Da wäre mir eine handfeste politische Diskussion über das zum Megatrend aufgeblasene Transgender- Problem noch lieber, statt dass unter dem Deckmantel antidiskriminierender Korrektheit die Sprache malträtiert wird. Dann könnten wir uns endlich auch einmal nicht nur über Frauen-, sondern auch über Transgender-Quoten unterhalten.
Es ist noch nicht ausgestanden: Orwell an den Unis
Leserbrief von Jürgen Hübner, D-Hamburg [NZZ 2018-02-14]

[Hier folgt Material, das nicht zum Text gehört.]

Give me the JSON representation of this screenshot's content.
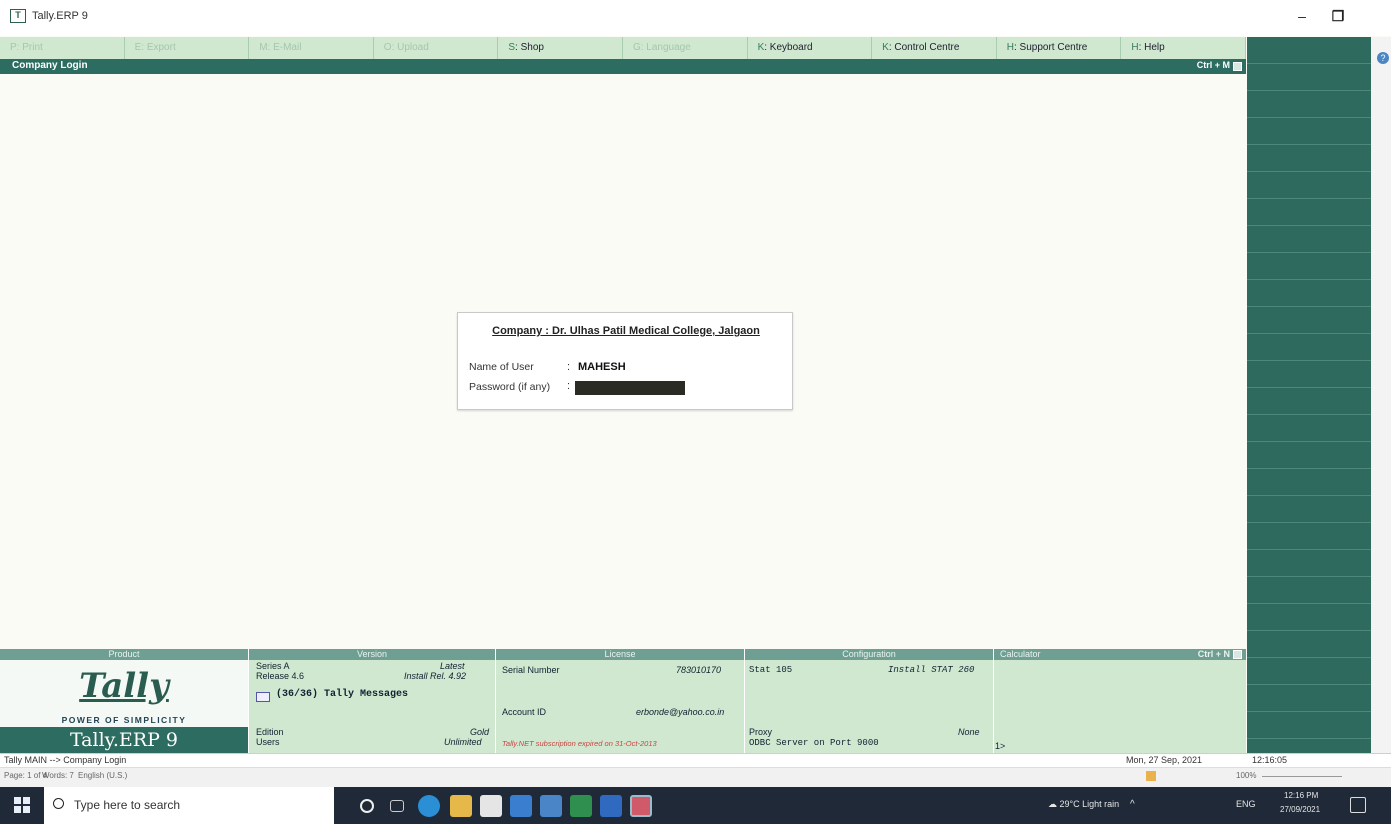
{
  "window": {
    "title": "Tally.ERP 9",
    "minimize": "–",
    "maximize": "❐"
  },
  "topbar": {
    "buttons": [
      {
        "key": "P",
        "label": ": Print",
        "enabled": false
      },
      {
        "key": "E",
        "label": ": Export",
        "enabled": false
      },
      {
        "key": "M",
        "label": ": E-Mail",
        "enabled": false
      },
      {
        "key": "O",
        "label": ": Upload",
        "enabled": false
      },
      {
        "key": "S",
        "label": ": Shop",
        "enabled": true
      },
      {
        "key": "G",
        "label": ": Language",
        "enabled": false
      },
      {
        "key": "K",
        "label": ": Keyboard",
        "enabled": true
      },
      {
        "key": "K",
        "label": ": Control Centre",
        "enabled": true
      },
      {
        "key": "H",
        "label": ": Support Centre",
        "enabled": true
      },
      {
        "key": "H",
        "label": ": Help",
        "enabled": true
      }
    ]
  },
  "header": {
    "title": "Company Login",
    "shortcut": "Ctrl + M"
  },
  "login": {
    "company": "Company : Dr. Ulhas Patil Medical College, Jalgaon",
    "user_label": "Name of User",
    "user_value": "MAHESH",
    "password_label": "Password (if any)",
    "colon": ":"
  },
  "info": {
    "product": {
      "header": "Product",
      "logo": "Tally",
      "tagline": "POWER OF SIMPLICITY",
      "name": "Tally.ERP 9"
    },
    "version": {
      "header": "Version",
      "series": "Series A",
      "latest": "Latest",
      "release": "Release 4.6",
      "install_rel": "Install Rel. 4.92",
      "messages": "(36/36) Tally Messages",
      "edition_label": "Edition",
      "edition_value": "Gold",
      "users_label": "Users",
      "users_value": "Unlimited"
    },
    "license": {
      "header": "License",
      "serial_label": "Serial Number",
      "serial_value": "783010170",
      "account_label": "Account ID",
      "account_value": "erbonde@yahoo.co.in",
      "warning": "Tally.NET subscription expired on 31-Oct-2013"
    },
    "configuration": {
      "header": "Configuration",
      "stat": "Stat 105",
      "install_stat": "Install STAT 260",
      "proxy_label": "Proxy",
      "proxy_value": "None",
      "odbc": "ODBC Server on Port 9000"
    },
    "calculator": {
      "header": "Calculator",
      "shortcut": "Ctrl + N",
      "prompt": "1>"
    }
  },
  "status": {
    "path": "Tally MAIN --> Company Login",
    "date": "Mon, 27 Sep, 2021",
    "time": "12:16:05",
    "word_page": "Page: 1 of 4",
    "word_words": "Words: 7",
    "word_lang": "English (U.S.)",
    "zoom": "100%"
  },
  "taskbar": {
    "search_placeholder": "Type here to search",
    "weather": "29°C Light rain",
    "lang": "ENG",
    "clock_time": "12:16 PM",
    "clock_date": "27/09/2021"
  }
}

Man und frau traut seinen beziehungsweise ihren Augen nicht, wenn sie lesen, welche Absurditäten sich in der Sprachpflege unserer Hochschulen abspielen («Gendern in aller Herrlichkeit», NZZ 7. 2. 18). Die gendergetriebene Neusprache ist dabei, die Macht über unsere so vielfältige Muttersprache (warum eigentlich nicht Elternsprache?) zu ergreifen. Das Wörterbuch der Neusprache kommt im Gewand der Sprachleitfäden daher, quasi als Vorabdruck der 11. Auflage des Wörterbuchs der Neusprache, zu der uns schon vor Jahrzehnten Folgendes versprochen wurde: «Wir geben der Neusprache ihren letzten Schliff – wir geben ihr die Form, die sie haben wird, wenn niemand mehr anders spricht . . . Wir merzen jeden Tag Worte aus – massenhaft, zu Hunderten. Wir vereinfachen die Sprache auf ihr nacktes Gerüst» (George Orwell: «1984»). «Herkömmliche und einschränkende Gewohnheiten und Bilder . . . in den Köpfen und im universitären Alltag», so das Vorwort zu den Empfehlungen der Universität Bern für eine geschlechtergerechte Sprache, gilt es «im Interesse der Chancengleichheit von Frauen und Männern» zu beseitigen. «Wo es nicht auf die Sichtbarmachung von Geschlecht ankommt, können Benennungen gewählt werden, die das Geschlecht neutralisieren, von ihm abstrahieren oder geschlechtsbezogen eine ‹Veruneindeutigung› erreichen» (Empfehlungen Universität Bern). Das führt direkt zu der Aussage, «dass die Neusprache kein anderes Ziel hat, als die Reichweite des Gedankens zu verkürzen. Zum Schluss werden wir Gedankenverbrechen buchstäblich unmöglich gemacht haben, da es keine Worte mehr gibt, in denen man sie ausdrücken könnte» (Orwell: «1984»). Es soll nicht bestritten werden, dass gute Gründe für ein Abrücken von dem Gebrauch nur maskuliner Begriffe in Dokumenten des Staates und der Wirtschaft bestehen. Wir sind jedoch dabei, weit über ein derartiges durchaus zeitgemässes Ziel hinauszuschiessen und mittels Errichtung sprachlicher Tabus eine gendergetriebene Sprach- und Rechtschreibdiktatur anzusteuern.